As atividades de turismo social desenvolvidas pelo Sesc São Paulo tiveram início em 1948, com a inauguração da Colônia de Férias Ruy Fonseca, atual Centro de Férias Sesc Bertioga, no litoral norte do estado de São Paulo. Flávia Roberta Costa, coordenadora de turismo social do Sesc São Paulo, explica que embora as colônias de férias sejam uma das mais antigas realizações em turismo social, não existiam no Brasil colônias de férias dotadas de instalações próprias na época. “O Sesc Bertioga seria, assim, a primeira colônia de férias com instalações próprias do Brasil”, relata. “E serviria, a partir de então, como modelo para a criação de centenas de equipamentos similares em todo o país e na América Latina.”
Segundo Flávia, ao longo desses 60 anos de atuação na área, o Sesc São Paulo construiu um conceito diferenciado dos demais enfoques dados ao turismo social em outros lugares do mundo, uma abordagem “tão inovadora quanto desafiadora”, define. “Para o Sesc São Paulo, o turismo social é entendido como uma atividade inclusiva, pressuposto como plural, democrático e transformador”, assegura. “É formado por um conjunto de vivências (com ou sem deslocamento físico) destinado a tornar o movimento turístico acessível ao maior número de pessoas possível.”

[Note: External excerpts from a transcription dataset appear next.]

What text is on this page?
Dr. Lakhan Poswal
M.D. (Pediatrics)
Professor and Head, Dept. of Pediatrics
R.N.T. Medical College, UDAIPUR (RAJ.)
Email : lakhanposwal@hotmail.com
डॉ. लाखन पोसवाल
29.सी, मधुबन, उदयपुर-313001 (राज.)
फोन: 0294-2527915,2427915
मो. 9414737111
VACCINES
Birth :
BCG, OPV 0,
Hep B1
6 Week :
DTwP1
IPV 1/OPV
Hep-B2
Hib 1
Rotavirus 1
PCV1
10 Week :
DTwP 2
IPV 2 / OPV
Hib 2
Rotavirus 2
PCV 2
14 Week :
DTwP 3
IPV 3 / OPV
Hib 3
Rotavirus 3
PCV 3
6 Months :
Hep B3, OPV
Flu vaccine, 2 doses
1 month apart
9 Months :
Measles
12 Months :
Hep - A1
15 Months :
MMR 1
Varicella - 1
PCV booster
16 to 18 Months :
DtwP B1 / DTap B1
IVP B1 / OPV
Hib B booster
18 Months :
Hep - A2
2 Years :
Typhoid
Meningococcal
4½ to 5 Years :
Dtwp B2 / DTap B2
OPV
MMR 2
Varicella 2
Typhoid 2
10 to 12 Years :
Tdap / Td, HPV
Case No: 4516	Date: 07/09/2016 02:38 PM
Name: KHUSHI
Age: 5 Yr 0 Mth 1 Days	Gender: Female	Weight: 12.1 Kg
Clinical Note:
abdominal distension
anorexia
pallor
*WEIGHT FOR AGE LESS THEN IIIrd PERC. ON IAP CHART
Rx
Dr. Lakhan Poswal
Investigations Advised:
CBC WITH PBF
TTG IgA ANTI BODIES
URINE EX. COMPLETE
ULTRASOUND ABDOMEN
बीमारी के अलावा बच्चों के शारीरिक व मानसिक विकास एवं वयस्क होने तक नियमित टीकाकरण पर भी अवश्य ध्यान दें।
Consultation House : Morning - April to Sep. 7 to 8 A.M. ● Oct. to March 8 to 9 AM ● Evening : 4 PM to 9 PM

Flávia destaca ainda algumas particularidades: a democratização de acesso, que busca permitir a participação daqueles indivíduos que não poderiam viajar por intermédio do turismo convencional; o protagonismo dos participantes, que valoriza a busca da proatividade dos viajantes, sua cogestão no processo decisório, a interdependência e a solidariedade; a educação pelo turismo, verificada nos momentos de desenvolvimento de conteúdos e aquisição de conhecimentos; a educação para o turismo, uma vez que, para o Sesc São Paulo, o turismo social desempenha um papel-chave ao elevar a consciência acerca do respeito ao ambiente e às comunidades locais, por exemplo; e, por fim, a ética e a sustentabilidade das operações, que se traduzem nos cuidados especiais com relação aos recursos naturais das regiões visitadas, no respeito às comunidades locais e às suas tradições materiais e imateriais.